Я контролирую, как она управляется с зубной щеткой, умываю ее, и мы идем на кухню. Пока она копается в каше, я успеваю выпить еще одну кружку кофе, а заодно навести порядок и протереть пыль.
Потом мы перебираемся в прихожую. Я раскрываю створки шкафа и начинаю безжалостно вытряхивать все старье, которое давно не надевала. Какие-то курточки, о существовании которых я уже давным-давно забыла, устаревшая обувь, растянутые свитера из разряда «вдруг пригодится». Не пригодились. Значит, в помойку.
Маринка сначала хмуро наблюдает за моими действиями, а потом решает помочь. Я только успеваю вытаскивать из мусорных пакетов хорошие вещи, от которых она пытается меня избавить. Видя, что ее диверсии не имеют успеха, она переходит в свою комнату и начинает разбирать игрушки.
В общем, утро мы проводим очень весело и продуктивно — в коридоре стоит целая вереница пакетов на выброс.
Пока Марина спит после обеда, я мою полы и навожу порядок, быстренько замешиваю тесто на пирог и собираю старенькую искусственную елку. Высокую, почти до потока, немножко потрепанную, но очень любимую.
На этом хорошее заканчивается.
Дальше все одно к одному и по нарастающей.
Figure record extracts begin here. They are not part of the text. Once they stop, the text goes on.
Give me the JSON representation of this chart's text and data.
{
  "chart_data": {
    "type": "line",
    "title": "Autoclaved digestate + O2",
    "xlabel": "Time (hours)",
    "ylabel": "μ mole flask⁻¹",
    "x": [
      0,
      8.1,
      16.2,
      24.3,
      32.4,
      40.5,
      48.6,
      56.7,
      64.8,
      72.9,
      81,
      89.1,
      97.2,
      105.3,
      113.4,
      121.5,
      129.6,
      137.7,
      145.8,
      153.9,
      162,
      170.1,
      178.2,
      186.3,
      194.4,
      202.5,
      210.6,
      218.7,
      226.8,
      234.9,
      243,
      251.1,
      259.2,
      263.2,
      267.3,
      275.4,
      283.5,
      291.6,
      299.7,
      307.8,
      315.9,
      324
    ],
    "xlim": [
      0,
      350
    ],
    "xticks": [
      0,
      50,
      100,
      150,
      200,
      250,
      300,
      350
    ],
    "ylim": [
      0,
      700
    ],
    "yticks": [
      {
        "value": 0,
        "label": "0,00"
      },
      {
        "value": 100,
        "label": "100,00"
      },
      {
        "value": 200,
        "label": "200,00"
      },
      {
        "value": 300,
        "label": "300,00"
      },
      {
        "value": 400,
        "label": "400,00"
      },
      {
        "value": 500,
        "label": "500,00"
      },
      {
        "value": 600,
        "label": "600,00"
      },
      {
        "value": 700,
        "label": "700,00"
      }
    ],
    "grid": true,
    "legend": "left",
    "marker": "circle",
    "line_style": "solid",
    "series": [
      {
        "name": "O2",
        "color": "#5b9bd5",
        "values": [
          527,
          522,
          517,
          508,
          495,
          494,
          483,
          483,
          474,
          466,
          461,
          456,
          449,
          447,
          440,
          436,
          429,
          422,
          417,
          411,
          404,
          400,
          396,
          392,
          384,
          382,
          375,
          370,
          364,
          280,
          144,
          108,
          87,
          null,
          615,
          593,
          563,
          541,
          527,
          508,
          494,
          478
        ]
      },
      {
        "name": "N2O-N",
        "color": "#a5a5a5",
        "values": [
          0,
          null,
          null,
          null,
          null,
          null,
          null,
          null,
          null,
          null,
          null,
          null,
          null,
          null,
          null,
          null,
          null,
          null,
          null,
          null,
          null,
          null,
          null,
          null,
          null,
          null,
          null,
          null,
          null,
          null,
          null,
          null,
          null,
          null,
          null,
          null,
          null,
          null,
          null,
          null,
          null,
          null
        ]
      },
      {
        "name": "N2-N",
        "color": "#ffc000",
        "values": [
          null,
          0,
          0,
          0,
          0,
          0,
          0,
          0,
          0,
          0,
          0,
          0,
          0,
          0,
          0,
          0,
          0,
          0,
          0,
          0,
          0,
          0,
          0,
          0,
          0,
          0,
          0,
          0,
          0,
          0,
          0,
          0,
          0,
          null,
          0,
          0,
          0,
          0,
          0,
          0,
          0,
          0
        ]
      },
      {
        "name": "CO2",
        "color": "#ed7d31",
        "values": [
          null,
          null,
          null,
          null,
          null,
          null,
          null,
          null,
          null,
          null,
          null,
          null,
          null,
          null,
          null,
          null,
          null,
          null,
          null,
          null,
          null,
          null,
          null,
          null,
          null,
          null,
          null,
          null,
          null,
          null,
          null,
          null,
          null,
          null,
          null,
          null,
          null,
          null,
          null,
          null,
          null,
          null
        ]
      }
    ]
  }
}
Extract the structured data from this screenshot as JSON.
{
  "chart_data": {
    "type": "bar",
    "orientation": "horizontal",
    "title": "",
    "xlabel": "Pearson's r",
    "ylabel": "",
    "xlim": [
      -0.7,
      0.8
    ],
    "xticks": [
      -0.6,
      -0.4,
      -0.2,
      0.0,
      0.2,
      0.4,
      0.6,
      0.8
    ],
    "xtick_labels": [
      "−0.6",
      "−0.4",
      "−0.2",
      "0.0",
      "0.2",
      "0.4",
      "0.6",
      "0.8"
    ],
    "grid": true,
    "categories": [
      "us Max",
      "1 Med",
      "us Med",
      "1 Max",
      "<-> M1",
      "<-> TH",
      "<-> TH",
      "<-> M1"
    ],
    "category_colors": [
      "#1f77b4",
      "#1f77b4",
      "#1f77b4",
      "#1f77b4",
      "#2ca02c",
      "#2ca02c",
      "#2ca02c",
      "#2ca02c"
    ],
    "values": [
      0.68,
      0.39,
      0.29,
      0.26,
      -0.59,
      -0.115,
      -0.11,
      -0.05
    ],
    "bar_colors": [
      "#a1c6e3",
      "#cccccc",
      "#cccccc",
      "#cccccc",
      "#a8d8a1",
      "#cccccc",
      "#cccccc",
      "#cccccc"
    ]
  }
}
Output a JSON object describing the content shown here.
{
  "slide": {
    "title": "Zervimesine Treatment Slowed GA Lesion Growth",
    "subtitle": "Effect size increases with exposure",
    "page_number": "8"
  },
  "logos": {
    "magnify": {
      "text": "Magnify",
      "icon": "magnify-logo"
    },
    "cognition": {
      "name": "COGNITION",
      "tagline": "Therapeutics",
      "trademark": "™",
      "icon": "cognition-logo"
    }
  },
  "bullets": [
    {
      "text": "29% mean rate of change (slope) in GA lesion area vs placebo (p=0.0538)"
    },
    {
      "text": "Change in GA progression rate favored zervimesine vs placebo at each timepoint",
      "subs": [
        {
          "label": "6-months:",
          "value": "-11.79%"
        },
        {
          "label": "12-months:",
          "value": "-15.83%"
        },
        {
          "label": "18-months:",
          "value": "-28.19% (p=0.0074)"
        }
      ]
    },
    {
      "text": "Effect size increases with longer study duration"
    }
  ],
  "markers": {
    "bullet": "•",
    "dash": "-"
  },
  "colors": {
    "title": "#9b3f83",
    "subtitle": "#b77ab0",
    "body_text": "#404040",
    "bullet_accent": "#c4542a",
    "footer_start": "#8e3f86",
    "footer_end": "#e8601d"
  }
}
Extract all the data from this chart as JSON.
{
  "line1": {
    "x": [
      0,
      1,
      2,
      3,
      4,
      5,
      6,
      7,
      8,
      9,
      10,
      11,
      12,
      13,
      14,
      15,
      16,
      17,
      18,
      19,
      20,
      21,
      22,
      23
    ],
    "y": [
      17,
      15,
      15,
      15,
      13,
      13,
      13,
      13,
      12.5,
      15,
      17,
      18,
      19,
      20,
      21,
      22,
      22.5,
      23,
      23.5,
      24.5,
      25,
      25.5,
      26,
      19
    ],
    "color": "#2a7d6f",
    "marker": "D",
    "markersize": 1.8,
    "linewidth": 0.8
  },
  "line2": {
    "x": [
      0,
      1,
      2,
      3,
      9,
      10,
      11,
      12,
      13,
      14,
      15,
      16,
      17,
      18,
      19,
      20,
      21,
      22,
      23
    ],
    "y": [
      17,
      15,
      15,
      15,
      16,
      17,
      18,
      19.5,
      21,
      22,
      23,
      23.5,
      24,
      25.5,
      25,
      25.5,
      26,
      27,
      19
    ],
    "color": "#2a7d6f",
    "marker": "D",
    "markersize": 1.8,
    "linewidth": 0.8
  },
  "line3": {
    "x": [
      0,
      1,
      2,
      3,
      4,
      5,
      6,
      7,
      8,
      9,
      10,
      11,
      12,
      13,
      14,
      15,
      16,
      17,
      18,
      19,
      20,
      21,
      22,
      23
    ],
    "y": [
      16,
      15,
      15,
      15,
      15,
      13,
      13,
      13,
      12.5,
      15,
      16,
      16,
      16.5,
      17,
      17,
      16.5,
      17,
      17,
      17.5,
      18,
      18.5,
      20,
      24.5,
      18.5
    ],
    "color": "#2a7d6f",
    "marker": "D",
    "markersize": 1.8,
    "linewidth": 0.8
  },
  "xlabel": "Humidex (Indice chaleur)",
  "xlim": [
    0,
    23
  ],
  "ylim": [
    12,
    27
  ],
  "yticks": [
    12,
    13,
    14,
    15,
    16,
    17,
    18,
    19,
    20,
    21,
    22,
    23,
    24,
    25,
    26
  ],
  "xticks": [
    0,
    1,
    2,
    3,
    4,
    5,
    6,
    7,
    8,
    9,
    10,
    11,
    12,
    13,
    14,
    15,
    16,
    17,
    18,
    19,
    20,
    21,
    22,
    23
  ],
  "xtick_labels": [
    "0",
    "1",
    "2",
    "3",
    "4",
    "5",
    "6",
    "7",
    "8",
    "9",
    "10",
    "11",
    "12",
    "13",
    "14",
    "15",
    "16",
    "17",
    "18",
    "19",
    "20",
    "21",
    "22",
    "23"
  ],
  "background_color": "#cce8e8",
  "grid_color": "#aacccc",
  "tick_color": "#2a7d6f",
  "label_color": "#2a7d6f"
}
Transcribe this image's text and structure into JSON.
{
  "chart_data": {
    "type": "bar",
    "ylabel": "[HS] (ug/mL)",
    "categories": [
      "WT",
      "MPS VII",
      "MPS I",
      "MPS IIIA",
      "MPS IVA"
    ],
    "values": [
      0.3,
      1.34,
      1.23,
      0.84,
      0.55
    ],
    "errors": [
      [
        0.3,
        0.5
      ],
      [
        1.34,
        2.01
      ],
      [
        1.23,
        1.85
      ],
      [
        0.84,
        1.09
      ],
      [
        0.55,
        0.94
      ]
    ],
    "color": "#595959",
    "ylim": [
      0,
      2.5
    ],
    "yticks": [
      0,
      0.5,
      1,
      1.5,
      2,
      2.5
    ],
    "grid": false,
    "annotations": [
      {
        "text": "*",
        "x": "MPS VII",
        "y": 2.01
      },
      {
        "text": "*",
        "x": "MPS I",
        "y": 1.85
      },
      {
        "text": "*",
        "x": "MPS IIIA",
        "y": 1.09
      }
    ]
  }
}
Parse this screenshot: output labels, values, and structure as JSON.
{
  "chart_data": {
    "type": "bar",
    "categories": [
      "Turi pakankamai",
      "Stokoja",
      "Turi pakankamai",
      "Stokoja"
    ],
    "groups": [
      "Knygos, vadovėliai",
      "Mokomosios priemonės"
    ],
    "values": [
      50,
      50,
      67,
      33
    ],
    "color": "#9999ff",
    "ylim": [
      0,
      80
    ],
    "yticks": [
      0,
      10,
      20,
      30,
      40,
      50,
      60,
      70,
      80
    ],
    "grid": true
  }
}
Сначала у соседей сверху прорывает трубу, и заливает наш туалет. Пахнет канализацией. Пока я бегаю туда-сюда, пытаясь все убрать и минимизировать урон, у меня подгорает пирог в духовке. Теперь к вони из туалета примешивается запах гари и дымовая завеса. Я отскабливаю пригоревший пирог — умудряюсь порезать палец. Зеленки нет, йод, как назло, закончился, поэтому бегу в ванную, где у меня хранится лимонный спиртовой лосьон, и обрабатываю им рану. Пластыря тоже нет, приходится обматывать палец салфеткой.
Тут в комнате что-то падает и раздается звон бьющегося стекла. Перепугавшись до смерти, я бегу туда:
— Марина!
Оказалось, что она решила продолжить наряжать елку… и уронила ее.
Стеклянные игрушки разлетаются вдребезги. Маринка пугается и начинает реветь, а потом замечает мой окровавленный палец и вообще переходит на визг.
В этом бедламе я не знаю куда бежать и за что хвататься. А тут, вдобавок ко всему, раздается звонок в дверь.
— Кого там еще принесло? — ворчу я, обнимая Маринку.
Она все еще ревет и никак не хочет успокаиваться, и меня уже, если честно, начинает потряхивать.
Звонок повторяется.
— Секундочку, — кричу, целую дочь в макушку и иду открывать.
На пороге стоит женщина в серой куртке, с папкой под мышкой. Вся такая строгая, ухоженная, что на ее фоне я выгляжу нечёсаной замарашкой.
— Вам кого? — спрашиваю не очень приветливо.
— Евгения Андреевна? — с дежурной улыбкой интересуется она.
— Да, а в чем дело?
— Служба опеки.
— Эээ, — я не знаю, что сказать, только пялюсь на удостоверение, которое она мне показывает.
— Позволите? — уверенно подступает ближе, явно намереваясь войти внутрь.
Я стою как истукан, не понимая, что происходит, а за моей спиной продолжает вопить Маришка.
— Мы не никого не вызывали.
— Нам поступил сигнал о том, что ребенок живет в ненадлежащих условиях.
— В смысле? Все у нас в порядке с условиями! — возмущаюсь я.
А она смотрит на меня так снисходительно, что внутри все переворачивается. Дескать, много я вас таких «порядочных» на своем веку повидала.
— Я могу войти? — без единой эмоции наступает на меня, и мне приходится подвинуться с дороги, чтобы она могла войти в мой дом.
А дома… дома пипец. И это мягко сказано. Тюки с барахлом возле входа, вонища паленым, битое стекло и поваленная елка. И самое жуткое — ревущая испуганная Маринка, которую я умудрилась испачкать кровью, когда обнимала.